Уместно здесь вспомнить, что в крестьянской России брак имел довольно высокий статус. Неженатые мужчины и незамужние женщины презирались, считалось, что не женятся и не выходят замуж только физические и нравственные уроды. Однако отток молодежи в города уже до революции ослабил прочность семей и снизил престиж семейной жизни. Эти тенденции заметно окрепли под влиянием активно пропагандируемого в Советском государстве примата общественных устремлений над личными.

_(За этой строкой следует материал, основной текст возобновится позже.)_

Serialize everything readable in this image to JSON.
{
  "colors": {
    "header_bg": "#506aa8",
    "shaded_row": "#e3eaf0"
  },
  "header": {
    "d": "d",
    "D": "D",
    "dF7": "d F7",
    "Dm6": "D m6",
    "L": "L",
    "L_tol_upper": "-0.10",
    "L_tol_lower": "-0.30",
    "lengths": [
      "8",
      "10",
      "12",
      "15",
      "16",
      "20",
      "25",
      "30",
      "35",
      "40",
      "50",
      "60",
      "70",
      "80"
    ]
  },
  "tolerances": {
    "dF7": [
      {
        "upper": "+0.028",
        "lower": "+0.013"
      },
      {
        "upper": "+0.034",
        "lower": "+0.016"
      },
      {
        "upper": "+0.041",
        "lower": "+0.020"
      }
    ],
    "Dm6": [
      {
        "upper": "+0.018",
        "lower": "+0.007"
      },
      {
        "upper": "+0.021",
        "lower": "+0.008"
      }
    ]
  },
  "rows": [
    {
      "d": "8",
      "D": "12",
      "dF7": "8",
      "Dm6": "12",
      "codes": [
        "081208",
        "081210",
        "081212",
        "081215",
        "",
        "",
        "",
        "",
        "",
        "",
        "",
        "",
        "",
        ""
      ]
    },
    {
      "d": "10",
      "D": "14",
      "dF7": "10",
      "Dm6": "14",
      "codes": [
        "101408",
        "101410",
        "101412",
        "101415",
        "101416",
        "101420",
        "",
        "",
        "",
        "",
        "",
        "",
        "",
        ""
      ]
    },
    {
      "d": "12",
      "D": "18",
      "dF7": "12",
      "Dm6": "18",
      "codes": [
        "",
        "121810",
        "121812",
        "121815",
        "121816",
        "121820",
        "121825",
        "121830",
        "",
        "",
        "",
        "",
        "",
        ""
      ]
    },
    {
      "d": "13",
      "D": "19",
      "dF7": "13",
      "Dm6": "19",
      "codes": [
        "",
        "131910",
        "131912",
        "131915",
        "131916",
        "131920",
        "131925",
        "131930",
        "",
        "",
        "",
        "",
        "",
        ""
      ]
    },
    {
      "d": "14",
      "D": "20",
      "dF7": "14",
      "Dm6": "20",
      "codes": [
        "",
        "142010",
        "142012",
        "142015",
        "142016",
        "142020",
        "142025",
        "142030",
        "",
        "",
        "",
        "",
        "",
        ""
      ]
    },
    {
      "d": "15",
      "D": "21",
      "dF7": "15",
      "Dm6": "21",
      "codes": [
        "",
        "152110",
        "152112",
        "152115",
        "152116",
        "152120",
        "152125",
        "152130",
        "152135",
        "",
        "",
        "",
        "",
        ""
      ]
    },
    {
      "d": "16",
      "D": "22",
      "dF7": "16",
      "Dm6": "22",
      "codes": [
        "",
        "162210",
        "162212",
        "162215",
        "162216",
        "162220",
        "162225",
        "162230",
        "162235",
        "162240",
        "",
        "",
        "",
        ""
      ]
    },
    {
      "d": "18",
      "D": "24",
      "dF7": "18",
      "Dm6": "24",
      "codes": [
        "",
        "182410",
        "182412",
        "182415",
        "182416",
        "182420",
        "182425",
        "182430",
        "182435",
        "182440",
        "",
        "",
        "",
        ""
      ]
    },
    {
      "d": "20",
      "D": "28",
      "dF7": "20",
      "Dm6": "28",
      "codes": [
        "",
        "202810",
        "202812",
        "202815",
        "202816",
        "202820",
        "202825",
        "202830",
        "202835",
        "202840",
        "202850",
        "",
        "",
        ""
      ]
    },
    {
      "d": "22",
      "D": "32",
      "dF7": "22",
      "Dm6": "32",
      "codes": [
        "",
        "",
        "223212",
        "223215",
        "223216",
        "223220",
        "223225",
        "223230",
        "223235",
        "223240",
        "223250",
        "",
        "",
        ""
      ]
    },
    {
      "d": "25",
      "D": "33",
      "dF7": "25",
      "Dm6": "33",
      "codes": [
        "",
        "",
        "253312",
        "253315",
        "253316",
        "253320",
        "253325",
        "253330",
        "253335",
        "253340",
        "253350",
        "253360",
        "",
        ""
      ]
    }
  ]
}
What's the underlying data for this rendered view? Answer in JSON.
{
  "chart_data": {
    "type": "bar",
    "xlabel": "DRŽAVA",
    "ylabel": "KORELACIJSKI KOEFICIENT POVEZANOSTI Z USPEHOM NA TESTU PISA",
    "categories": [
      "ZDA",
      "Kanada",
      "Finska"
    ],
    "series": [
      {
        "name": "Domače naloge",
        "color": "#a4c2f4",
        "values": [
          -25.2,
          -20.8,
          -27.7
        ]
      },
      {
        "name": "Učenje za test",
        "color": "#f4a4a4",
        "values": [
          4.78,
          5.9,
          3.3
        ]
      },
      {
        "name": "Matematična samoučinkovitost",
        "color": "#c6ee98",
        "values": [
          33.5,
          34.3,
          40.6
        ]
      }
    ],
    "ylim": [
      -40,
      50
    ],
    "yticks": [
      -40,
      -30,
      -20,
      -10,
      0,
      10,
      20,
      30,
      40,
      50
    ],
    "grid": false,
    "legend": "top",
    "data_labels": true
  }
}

В Петрограде стремление молодежи к вступлению в брак снизилось в первые же послереволюционные годы. Так, если в 1917 г. из числа женщин, вышедших замуж, лица до 24 лет составили почти 62%,в 1922 г. — немногим больше 50, то в 1926 г. замужних оказалось около 46%[370]. Правда, молодые рабочие и работницы проявляли чуть большую активность в решении брачно-семейных вопросов, чем остальная ленинградская молодежь. Но на рубеже 20—30-х годов и они стали менее охотно вступать в брак. В 1934 г. в Ленинграде мужчины до 24 лет составили всего 24% женатых, а женщины — 38%[371]. Явное нежелание обзаводиться семьей подтверждается и материалами опроса, проведенного в Ленинграде в том же, 1934 г. «Одному жить легче. С компанией (женой. — Н.Л.) тяжело», — таков был наиболее типичный ответ юношей и девушек на вопрос об их жизненных планах[372]. При этом следует сказать, что в Ленинграде ситуация была еще более благополучной. В других крупнейших промышленных центрах европейской части РСФСР, согласно материалам обследования за 1935 г., в браке состояли всего лишь 18% рабочих до 25 лет.
363
Миронец Н. И. Песня в комсомольском строю. М., 1985, с. 259.
364
См.: ЦГА ИПД ф. К-630, оп. 1, д. 33, л. 31.
365
«Смена», 22 сентября 1923.
366
См.: «Смена», 1927, № 21, с. 10.
367
Кетлинская В., Слепков Вл. Указ, соч., с. 80.
368
«Комсомольская правда», 15 октября 1934 г.
369
За любовь и счастье в нашей семье. М., 1936, с. 8.
370
См.: Материалы по статистике Ленинграда и Ленинградской губернии. Вып. VI. Л., 1925, с. 226; Всесоюзная перепись населения. 1926, т. 53. М., 1931, с. 64.
371
См.: ЦГА РСФСР, ф. 374, оп. 23, д. 254, л. 246, 247.
372
ЦГА ИПД, ф. К-881, оп. 10, д. 60, л. 18.